New impetus is needed to put an end to the stalled European banking union – Villeroy


PARIS, September 10 (Reuters)European efforts to build a more unified cross-border banking system have come to a standstill amid opposition to deposit guarantee schemes, the head of France’s central bank said on Friday, urging new impetus to complete the project.

In a speech at a conference in Slovenia, Banque de France Governor François Villeroy de Galhau said Europe’s banking sector remains fragmented, with lenders reluctant to merge and expand to better cope with the crisis. foreign competition, increasingly from their peers on Wall Street.

“The banking union today lacks momentum and remains incomplete.

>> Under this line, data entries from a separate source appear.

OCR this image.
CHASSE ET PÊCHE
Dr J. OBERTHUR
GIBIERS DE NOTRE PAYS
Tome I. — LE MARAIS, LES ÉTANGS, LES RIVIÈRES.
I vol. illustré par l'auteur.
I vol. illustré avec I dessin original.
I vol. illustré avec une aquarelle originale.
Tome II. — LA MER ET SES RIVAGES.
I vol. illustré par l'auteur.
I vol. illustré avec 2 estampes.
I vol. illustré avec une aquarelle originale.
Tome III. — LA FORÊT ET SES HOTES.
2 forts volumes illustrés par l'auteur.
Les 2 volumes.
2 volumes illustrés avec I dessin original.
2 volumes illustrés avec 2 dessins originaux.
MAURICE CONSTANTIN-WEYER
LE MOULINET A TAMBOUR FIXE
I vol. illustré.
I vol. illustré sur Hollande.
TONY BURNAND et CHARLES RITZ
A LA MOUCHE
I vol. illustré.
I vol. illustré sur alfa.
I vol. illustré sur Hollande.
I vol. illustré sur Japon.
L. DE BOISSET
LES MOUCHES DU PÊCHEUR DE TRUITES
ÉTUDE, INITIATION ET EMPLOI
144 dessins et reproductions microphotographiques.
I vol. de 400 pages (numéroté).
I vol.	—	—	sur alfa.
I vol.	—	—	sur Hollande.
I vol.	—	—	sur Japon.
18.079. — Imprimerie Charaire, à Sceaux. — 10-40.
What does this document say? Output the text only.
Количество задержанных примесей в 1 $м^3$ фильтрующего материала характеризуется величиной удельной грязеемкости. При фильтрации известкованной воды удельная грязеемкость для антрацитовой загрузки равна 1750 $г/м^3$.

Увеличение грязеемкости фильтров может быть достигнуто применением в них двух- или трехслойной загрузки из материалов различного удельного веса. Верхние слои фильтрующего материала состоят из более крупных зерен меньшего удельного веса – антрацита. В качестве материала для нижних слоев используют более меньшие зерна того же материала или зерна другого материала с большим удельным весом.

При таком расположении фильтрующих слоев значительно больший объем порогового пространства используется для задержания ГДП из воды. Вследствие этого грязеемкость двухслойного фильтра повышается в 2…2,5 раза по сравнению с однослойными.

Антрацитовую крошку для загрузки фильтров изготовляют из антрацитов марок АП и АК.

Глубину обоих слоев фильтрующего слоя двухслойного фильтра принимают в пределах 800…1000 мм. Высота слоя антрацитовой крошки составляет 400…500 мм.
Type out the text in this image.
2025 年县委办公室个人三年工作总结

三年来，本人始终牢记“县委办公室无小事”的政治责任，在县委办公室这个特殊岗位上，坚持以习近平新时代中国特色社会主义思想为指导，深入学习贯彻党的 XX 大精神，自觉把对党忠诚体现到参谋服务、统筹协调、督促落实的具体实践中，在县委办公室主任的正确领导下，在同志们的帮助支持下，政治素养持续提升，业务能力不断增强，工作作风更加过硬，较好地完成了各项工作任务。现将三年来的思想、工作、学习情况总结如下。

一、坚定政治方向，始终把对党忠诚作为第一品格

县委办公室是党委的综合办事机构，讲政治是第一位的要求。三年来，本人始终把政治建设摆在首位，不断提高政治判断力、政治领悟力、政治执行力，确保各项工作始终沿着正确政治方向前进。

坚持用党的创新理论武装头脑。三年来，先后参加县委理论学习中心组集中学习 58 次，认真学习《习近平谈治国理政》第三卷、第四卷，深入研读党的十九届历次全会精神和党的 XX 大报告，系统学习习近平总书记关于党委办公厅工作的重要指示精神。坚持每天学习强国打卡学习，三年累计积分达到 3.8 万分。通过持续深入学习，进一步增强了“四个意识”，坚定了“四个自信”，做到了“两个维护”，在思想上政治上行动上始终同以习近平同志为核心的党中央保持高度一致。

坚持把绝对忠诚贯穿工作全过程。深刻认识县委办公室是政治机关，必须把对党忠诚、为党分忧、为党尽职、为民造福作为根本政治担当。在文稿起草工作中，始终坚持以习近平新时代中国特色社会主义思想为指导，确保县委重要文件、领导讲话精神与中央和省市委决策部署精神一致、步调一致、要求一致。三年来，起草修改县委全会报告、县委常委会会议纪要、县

Let us be frank: the project is at a standstill,” said Villeroy.

EU governments have created a single banking supervisor and a single bank resolution mechanism for lenders failing in response to the sovereign debt crisis in Europe a decade ago.

But efforts to bring the project to fruition have failed on plans for an EU-wide deposit guarantee scheme, which is particularly noticeable in countries like Germany where there are fears of exposure. to the risks of weaker banking systems elsewhere in Europe.

“We must neither relax now that the banking crisis is largely over, nor wait for the next crisis to act,” said Villeroy. “It is precisely because we are not in a crisis that we must move forward now.”

Faced with “intractable opposition” to a fully-fledged deposit guarantee scheme, he suggested changing his name from EDIS currently to something like the “common deposit scheme”.

While national deposit guarantees would still receive support under the shared mechanism, subsidiaries of foreign banks could be affiliated with their home country’s guarantee scheme, thereby protecting the host, Villeroy said.

Meanwhile, in parts of the banking union that were already operational, it was possible to improve the implementation of existing regulations for banks operating in several EU countries.

“There should be no case where there is a difference between the treatment of domestic and cross-border intra-group exposures, either for liquidity or capital requirements,” he said.